Every serious land-use decision — flood modelling, road alignment, military route planning, dam safety — rests on an accurate digital elevation model (DEM). The problem is that commercially available global DEMs such as SRTM or Copernicus GLO-30 carry horizontal errors of 5–30 m and vertical errors that compound badly in steep or forested terrain. A nation relying on third-party data is, in effect, planning critical infrastructure on someone else's measurement, collected at someone else's schedule, with someone else's quality-control standards.
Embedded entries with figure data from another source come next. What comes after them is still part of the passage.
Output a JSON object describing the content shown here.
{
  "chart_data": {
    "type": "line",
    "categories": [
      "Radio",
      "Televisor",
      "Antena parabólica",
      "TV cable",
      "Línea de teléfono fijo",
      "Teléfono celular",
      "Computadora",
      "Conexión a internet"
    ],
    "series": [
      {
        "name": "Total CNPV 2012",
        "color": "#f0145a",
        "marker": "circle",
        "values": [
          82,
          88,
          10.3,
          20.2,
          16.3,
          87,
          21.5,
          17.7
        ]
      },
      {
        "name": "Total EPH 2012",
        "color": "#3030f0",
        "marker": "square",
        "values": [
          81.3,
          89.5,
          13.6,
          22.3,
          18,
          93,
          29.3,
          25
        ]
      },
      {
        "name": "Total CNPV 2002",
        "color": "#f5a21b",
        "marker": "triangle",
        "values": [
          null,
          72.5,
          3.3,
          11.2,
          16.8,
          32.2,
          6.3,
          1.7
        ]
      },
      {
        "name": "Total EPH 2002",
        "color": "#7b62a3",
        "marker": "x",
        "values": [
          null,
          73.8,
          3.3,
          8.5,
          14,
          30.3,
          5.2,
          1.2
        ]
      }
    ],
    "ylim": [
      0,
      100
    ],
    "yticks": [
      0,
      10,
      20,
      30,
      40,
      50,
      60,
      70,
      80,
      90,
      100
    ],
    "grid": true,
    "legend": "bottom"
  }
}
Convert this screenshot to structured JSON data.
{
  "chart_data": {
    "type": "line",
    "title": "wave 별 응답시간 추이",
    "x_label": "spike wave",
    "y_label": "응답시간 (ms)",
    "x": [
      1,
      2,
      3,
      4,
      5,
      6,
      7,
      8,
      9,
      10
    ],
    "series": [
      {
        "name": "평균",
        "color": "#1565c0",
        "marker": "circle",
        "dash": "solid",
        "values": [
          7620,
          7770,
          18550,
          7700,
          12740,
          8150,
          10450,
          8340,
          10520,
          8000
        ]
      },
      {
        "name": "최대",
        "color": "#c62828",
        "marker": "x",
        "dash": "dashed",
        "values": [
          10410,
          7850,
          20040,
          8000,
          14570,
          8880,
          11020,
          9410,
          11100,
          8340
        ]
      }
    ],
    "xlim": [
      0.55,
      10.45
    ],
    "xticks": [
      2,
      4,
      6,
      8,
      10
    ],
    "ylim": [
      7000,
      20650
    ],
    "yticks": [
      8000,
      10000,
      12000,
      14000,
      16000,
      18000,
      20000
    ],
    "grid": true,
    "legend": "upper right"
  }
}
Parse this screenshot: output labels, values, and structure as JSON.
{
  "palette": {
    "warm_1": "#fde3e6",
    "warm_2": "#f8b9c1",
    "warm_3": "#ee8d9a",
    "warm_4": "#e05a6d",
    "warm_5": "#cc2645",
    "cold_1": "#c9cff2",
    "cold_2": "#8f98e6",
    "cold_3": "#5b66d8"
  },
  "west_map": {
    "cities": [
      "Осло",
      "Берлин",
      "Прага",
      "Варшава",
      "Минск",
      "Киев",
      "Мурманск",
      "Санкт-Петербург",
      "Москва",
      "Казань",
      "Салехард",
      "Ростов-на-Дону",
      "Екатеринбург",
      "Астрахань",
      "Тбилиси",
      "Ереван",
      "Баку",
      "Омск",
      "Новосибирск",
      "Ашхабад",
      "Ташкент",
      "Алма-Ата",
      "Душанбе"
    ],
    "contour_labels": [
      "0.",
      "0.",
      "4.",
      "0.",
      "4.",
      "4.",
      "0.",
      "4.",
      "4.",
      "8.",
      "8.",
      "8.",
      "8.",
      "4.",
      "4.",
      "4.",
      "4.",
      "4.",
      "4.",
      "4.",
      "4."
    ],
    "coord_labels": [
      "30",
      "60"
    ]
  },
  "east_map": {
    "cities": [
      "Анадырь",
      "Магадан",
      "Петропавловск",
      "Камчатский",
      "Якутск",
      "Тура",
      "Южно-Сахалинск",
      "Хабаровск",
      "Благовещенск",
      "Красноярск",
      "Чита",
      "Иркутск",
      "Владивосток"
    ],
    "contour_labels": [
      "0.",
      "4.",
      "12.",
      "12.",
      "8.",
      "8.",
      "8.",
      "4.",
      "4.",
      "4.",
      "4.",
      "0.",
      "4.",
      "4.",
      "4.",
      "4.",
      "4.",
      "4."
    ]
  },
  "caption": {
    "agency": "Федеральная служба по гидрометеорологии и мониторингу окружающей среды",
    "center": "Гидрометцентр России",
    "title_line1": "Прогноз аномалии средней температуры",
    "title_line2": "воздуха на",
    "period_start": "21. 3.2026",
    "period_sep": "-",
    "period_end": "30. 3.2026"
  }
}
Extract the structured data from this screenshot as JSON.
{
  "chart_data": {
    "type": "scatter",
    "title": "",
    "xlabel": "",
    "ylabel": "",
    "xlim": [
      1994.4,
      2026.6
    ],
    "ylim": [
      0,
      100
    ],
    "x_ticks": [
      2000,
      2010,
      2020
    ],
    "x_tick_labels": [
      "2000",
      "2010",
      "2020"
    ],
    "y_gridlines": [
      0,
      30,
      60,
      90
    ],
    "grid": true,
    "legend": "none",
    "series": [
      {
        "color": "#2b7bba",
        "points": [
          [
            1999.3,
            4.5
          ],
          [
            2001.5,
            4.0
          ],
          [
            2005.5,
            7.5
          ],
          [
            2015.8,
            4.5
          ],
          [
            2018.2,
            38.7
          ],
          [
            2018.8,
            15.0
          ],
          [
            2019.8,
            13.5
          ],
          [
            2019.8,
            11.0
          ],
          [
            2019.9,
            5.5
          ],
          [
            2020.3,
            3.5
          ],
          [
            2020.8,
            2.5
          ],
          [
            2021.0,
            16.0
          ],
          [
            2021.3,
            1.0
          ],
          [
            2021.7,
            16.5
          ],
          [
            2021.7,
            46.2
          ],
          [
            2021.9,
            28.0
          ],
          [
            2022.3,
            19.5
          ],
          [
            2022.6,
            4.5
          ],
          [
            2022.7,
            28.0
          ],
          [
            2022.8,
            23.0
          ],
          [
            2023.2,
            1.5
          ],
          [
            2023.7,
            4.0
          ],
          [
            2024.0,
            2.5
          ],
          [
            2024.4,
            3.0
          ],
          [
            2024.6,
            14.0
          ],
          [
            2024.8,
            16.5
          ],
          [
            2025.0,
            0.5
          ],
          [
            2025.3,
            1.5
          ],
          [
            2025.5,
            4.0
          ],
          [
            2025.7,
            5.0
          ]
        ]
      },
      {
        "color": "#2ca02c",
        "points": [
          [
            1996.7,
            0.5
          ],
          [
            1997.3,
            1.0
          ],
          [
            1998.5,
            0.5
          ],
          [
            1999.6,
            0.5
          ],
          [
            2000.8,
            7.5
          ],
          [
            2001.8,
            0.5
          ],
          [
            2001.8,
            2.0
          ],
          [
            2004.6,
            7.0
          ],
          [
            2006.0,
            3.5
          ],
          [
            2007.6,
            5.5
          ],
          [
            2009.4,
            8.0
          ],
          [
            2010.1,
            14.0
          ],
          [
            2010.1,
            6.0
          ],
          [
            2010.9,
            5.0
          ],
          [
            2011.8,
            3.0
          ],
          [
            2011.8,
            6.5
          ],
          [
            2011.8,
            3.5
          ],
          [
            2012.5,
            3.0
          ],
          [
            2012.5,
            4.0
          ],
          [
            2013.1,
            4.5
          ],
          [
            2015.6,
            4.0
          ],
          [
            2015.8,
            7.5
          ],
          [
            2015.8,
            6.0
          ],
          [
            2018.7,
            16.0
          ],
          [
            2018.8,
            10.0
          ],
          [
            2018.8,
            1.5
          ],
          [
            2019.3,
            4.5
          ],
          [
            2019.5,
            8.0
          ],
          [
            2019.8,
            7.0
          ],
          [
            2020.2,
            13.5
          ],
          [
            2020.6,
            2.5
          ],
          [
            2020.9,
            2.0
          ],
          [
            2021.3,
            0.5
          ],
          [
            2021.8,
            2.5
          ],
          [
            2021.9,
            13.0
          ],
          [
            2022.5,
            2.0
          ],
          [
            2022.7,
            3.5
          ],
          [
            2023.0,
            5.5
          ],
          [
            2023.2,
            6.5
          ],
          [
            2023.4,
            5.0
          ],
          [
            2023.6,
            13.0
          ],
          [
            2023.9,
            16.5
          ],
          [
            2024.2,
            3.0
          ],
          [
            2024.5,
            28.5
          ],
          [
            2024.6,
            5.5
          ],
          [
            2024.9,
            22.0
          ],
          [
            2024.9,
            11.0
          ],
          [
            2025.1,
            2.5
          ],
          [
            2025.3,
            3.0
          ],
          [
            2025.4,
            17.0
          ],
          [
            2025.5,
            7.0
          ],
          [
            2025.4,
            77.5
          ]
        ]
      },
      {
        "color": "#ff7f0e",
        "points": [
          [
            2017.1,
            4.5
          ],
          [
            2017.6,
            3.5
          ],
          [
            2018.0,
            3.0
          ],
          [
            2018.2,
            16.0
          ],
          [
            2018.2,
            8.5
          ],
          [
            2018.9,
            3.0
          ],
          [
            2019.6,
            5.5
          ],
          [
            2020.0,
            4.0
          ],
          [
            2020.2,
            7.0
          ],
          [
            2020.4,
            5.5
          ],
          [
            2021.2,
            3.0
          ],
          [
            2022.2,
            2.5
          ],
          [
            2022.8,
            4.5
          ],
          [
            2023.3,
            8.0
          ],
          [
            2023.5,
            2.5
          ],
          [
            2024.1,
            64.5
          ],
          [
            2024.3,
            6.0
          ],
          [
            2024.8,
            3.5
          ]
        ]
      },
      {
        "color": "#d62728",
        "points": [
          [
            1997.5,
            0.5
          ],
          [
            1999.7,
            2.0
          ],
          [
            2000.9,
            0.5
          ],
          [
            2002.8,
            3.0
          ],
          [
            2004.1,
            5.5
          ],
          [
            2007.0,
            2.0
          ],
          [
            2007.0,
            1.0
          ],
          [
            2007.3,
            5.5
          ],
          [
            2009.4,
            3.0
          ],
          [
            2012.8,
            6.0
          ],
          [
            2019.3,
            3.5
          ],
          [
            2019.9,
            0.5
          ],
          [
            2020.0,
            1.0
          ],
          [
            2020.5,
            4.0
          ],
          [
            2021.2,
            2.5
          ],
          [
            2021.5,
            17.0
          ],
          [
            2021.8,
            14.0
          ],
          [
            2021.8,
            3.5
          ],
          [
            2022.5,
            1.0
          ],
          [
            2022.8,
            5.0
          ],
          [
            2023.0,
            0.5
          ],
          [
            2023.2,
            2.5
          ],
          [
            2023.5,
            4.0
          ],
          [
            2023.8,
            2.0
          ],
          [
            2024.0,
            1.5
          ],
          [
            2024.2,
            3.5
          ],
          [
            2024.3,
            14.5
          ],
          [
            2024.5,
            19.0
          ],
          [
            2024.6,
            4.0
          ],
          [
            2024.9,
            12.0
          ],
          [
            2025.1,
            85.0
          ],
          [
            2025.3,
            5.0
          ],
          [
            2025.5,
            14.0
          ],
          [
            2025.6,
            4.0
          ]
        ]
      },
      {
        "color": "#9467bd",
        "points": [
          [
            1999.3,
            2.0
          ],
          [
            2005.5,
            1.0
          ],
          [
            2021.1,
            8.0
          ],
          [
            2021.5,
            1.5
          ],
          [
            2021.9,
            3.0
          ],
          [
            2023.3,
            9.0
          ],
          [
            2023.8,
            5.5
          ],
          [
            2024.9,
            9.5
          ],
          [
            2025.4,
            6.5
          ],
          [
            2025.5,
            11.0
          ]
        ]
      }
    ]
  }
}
A sovereign constellation built around repeat-pass InSAR (interferometric synthetic aperture radar) closes this gap systematically. Two passes of an X-band or L-band SAR separated by a controlled baseline produce coherent phase differences that, after processing, yield digital surface models with vertical accuracy better than 0.5 m RMS over open terrain and 1–2 m under forest canopy. Fusing those radar-derived models with stereo optical imagery from the same constellation sharpens feature edges — road cuts, river banks, coastal cliffs — where radar phase decorrelates. The result is a living national DEM that can be updated quarterly or after any significant geomorphic event.
The operational payoff is immediate and cross-sectoral. Defence engineers get accurate cross-country trafficability maps without importing foreign-controlled data. Hydrologists can run credible 100-year flood simulations. Mining and energy regulators hold a reference surface against which every future survey can be checked for subsidence or stockpile change. Owning the sensor means owning the update cadence: after an earthquake, landslide or volcanic eruption the constellation is retasked within hours, not weeks.